TEOLOGIA DESCOMPLICADA: O QUE QUER DIZER A EXPRESSÃO "HOMEM SEGUNDO O CORAÇÃO DE DEUS" APLICADA A DAVI?

Esta pergunta é muito interessante, visto que a expressão entre aspas está amplamente incorporada ao dialeto evangeliquês. Nós a encontramos em livros, em músicas e de modo generalizado na boca da massa evangélica. Sempre ouvimos uma oração do tipo: “Ó Senhor, ajude-me a ser um homem segundo o teu coração!”

O mais comum, porém, é encontrarmos essa expressão como uma espécie de justificativa para pecados cometidos por nós. Seria algo mais ou menos assim:“Mas, se até Davi, que era o homem segundo o coração de Deus, pecou, imagina eu!” O ponto a ser destacado, é que a expressão “homem segundo o coração de Deus” é usada com frequência como estando relacionada com alguma piedade especial que Davi teria recebido da parte de Deus. Ser um homem segundo o coração de Deus, então, seria um homem dotado de um diferencial em relação aos outros homens do seu tempo. Seria beirar à perfeição moral e espiritual.

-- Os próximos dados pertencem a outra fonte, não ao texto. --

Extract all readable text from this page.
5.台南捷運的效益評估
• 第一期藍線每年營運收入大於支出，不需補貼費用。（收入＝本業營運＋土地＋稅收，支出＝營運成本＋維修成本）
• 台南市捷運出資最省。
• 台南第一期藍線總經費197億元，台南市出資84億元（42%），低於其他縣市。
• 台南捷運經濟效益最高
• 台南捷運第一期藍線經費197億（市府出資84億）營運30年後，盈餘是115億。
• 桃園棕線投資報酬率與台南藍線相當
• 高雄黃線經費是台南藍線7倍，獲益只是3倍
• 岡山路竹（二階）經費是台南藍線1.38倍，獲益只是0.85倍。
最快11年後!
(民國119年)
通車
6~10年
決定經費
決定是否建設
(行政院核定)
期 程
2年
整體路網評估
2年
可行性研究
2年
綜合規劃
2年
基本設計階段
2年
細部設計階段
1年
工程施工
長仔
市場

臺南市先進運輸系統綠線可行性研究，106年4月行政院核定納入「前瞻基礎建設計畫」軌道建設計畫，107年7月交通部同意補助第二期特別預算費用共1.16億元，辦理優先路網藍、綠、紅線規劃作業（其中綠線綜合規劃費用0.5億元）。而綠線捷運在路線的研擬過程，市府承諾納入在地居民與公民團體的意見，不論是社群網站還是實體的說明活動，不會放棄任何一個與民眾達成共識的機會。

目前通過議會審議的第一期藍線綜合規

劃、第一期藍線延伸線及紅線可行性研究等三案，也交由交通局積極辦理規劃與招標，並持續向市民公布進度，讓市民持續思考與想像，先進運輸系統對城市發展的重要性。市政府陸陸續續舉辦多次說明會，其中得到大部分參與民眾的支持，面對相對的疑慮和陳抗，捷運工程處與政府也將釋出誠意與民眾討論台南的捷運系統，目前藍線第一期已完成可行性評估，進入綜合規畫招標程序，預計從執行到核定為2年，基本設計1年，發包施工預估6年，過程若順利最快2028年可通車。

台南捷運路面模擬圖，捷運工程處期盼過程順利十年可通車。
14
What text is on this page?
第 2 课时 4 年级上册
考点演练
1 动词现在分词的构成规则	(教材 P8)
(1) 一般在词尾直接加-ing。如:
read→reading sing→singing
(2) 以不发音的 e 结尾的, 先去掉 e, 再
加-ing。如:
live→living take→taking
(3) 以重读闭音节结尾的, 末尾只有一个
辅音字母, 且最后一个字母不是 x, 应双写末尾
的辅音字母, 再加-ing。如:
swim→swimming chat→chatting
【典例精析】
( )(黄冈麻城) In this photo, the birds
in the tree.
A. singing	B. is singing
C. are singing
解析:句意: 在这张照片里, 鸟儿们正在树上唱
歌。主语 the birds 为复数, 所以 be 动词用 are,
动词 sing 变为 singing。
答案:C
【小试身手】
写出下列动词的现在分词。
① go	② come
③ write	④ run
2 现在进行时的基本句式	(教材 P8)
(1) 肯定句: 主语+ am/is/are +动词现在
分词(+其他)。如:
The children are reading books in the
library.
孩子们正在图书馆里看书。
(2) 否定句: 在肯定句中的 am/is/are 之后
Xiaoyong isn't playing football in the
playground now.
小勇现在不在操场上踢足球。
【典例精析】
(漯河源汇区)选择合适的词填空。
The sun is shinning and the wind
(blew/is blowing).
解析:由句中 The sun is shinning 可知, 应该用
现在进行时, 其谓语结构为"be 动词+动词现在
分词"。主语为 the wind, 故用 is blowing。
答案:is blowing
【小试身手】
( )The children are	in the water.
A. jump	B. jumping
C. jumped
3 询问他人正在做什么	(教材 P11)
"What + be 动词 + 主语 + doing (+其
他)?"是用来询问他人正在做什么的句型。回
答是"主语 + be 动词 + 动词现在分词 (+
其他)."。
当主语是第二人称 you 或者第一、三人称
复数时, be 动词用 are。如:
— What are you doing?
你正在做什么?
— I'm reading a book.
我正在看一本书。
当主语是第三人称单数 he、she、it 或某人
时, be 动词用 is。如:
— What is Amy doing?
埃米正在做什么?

Não obstante, quando paramos para ler as Escrituras com a devida atenção percebemos que não é esse o significado da expressão. Na realidade, Davi foi um dos personagens bíblicos cujas faltas receberam ampla cobertura (não estou afirmando que a Bíblia justifica as faltas de Davi!). A Bíblia não mascara o caráter dos seus personagens. Pelo contrário, ela é muito honesta e franca quanto a isso. Por exemplo, Davi foi culpado de pecados horrorosos como adultério, assassinato e poligamia (Davi teve oito esposas). Além disso, ele negligenciou os seus deveres e responsabilidades como pai. Como, então, a expressão “homem segundo o coração de Deus” pode significar conformidade moral e espiritual ao caráter santo e reto de Deus? Simplesmente, não pode!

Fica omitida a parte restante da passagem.